Zaid Waleed Y, Alshehry Sami, Zakhary George, Yampolsky Andrew, Kim Beomjune
Assistant Professor, Louisiana State University, New Orleans; Oral and Maxillofacial Surgery Department, Louisiana State University School of Dentistry, New Orleans; Director, Baton Rouge OMFS, Baton Rouge; Co-Director, Head and Neck and Microvascular Reconstruction Fellowship, LSU-Oral and Maxillofacial Surgery Faculty Practice, Baton Rouge; Oral and Maxillofacial Surgery, LSUHSC School of Dentistry, New Orleans, LA.
Resident, OMFS Program, Oral and Maxillofacial Surgery Department, Louisiana State University School of Dentistry, New Orleans; Oral and Maxillofacial Surgery, LSUHSC School of Dentistry, New Orleans, LA.
J Oral Maxillofac Surg. 2019 Jun;77(6):1316.e1-1316.e12. doi: 10.1016/j.joms.2018.12.003. Epub 2018 Dec 12.
Functional reconstruction of the temporomandibular joint (TMJ) is a controversial topic among oral and maxillofacial surgeons; this controversy becomes more complicated when one dives into the dilemma of the ideal reconstructive modality. TMJ defects might result from various etiologies, such as blunt or penetrating traumatic injuries, advanced degenerative joint disease, or various pathologic conditions, including benign and malignant conditions, that might arise from the TMJ or adjacent tissues. Reconstruction of the TMJ is vital because of its essential function in mastication, articulation, speech, and facial esthetics and symmetry. In the pediatric population, the TMJ acts as a growth center. TMJ reconstructive surgery might be influenced by various factors that can steer the surgeon toward adopting a specific reconstructive modality. These factors can be classified into preoperative factors that include the overall general health of the patient, expectations, and socioeconomic status that might be an obstacle in using custom-made solutions. The surgeon's experience, level of comfort, and training are crucial influencing factors. TMJ reconstructive options consist of autogenous grafts or alloplastic options. Autogenous grafts encompass 2 broad subcategories. The first is the vascularized option, and a good example is the vascularized fibula free flap. The second subcategory includes nonvascularized grafts, such as costochondral grafts and sternoclavicular grafts. Alloplastic grafts include various TMJ stock joints or custom-made patient-specific prostheses and stock condylar prostheses. The goals of TMJ reconstruction are to establish a pain-free normal range of mouth opening, stable occlusion, and absence of facial deformity. Complication rates in TMJ surgery are low and include surgical infection, nerve injury, failure or fracture of the prosthesis, or injury to adjacent structures. This report presents a case of a stock condylar prosthesis displaced into the middle cranial fossa, which was managed with a 2-stage approach of removing the displaced prosthesis and then reconstruction with a fibula vascularized free flap and a simultaneous contralateral sagittal split osteotomy.
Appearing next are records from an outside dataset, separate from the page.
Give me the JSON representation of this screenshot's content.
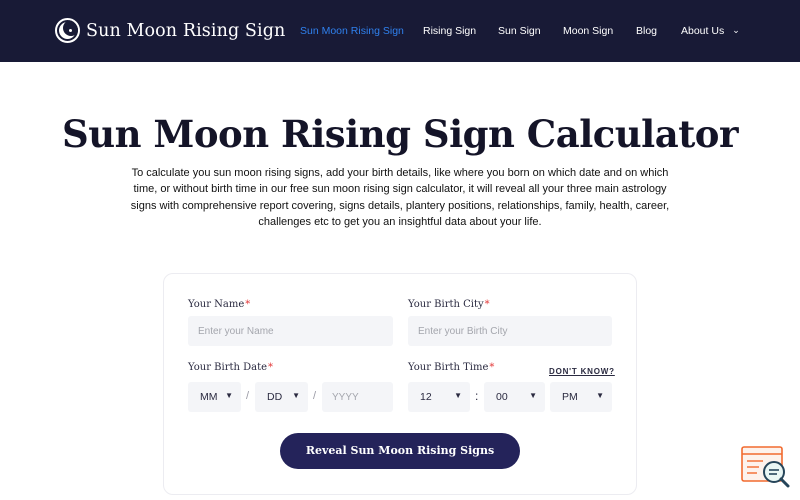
{
  "header": {
    "brand": "Sun Moon Rising Sign",
    "nav": [
      {
        "label": "Sun Moon Rising Sign",
        "active": true
      },
      {
        "label": "Rising Sign",
        "active": false
      },
      {
        "label": "Sun Sign",
        "active": false
      },
      {
        "label": "Moon Sign",
        "active": false
      },
      {
        "label": "Blog",
        "active": false
      },
      {
        "label": "About Us",
        "active": false,
        "has_dropdown": true
      }
    ]
  },
  "hero": {
    "title": "Sun Moon Rising Sign Calculator",
    "description": "To calculate you sun moon rising signs, add your birth details, like where you born on which date and on which time, or without birth time in our free sun moon rising sign calculator, it will reveal all your three main astrology signs with comprehensive report covering, signs details, plantery positions, relationships, family, health, career, challenges etc to get you an insightful data about your life."
  },
  "form": {
    "name_label": "Your Name",
    "name_placeholder": "Enter your Name",
    "city_label": "Your Birth City",
    "city_placeholder": "Enter your Birth City",
    "date_label": "Your Birth Date",
    "month_value": "MM",
    "day_value": "DD",
    "year_placeholder": "YYYY",
    "date_separator": "/",
    "time_label": "Your Birth Time",
    "dont_know": "DON'T KNOW?",
    "hour_value": "12",
    "time_separator": ":",
    "minute_value": "00",
    "ampm_value": "PM",
    "required_mark": "*",
    "submit_label": "Reveal Sun Moon Rising Signs"
  },
  "colors": {
    "header_bg": "#181a36",
    "nav_active": "#2f80ed",
    "button_bg": "#24235a",
    "required": "#e23636"
  },
  "icons": {
    "brand": "crescent-moon-icon",
    "dropdown": "chevron-down-icon",
    "widget": "search-document-icon"
  }
}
颞下颌关节(TMJ)的功能重建在口腔颌面外科医生中是一个有争议的话题;当深入探讨理想重建方式的困境时,这种争议变得更加复杂。TMJ缺损可能由多种病因引起,如钝性或穿透性创伤、晚期退行性关节疾病,或各种病理状况,包括可能源于TMJ或相邻组织的良性和恶性疾病。TMJ的重建至关重要,因为它在咀嚼、关节活动、言语以及面部美学和对称性方面具有重要功能。在儿童群体中,TMJ起着生长中心的作用。TMJ重建手术可能受到多种因素的影响,这些因素会促使外科医生采用特定的重建方式。这些因素可分为术前因素,包括患者的整体健康状况、期望以及社会经济地位,而社会经济地位可能成为使用定制解决方案的障碍。外科医生的经验、舒适度和培训是关键的影响因素。TMJ重建选择包括自体移植或异体植入选项。自体移植包括2个广泛的子类别。第一个是带血管蒂选项,一个很好的例子是带血管蒂游离腓骨瓣。第二个子类别包括非带血管蒂移植,如肋软骨移植和胸锁关节移植。异体植入物包括各种TMJ成品关节或定制的患者特异性假体以及成品髁突假体。TMJ重建的目标是建立无痛的正常开口范围、稳定的咬合以及无面部畸形。TMJ手术的并发症发生率较低,包括手术感染、神经损伤、假体失败或骨折,或对相邻结构的损伤。本报告介绍了一例成品髁突假体移位至中颅窝的病例,该病例采用了两阶段方法进行处理,即先取出移位的假体,然后用带血管蒂游离腓骨瓣进行重建,并同时进行对侧矢状劈开截骨术。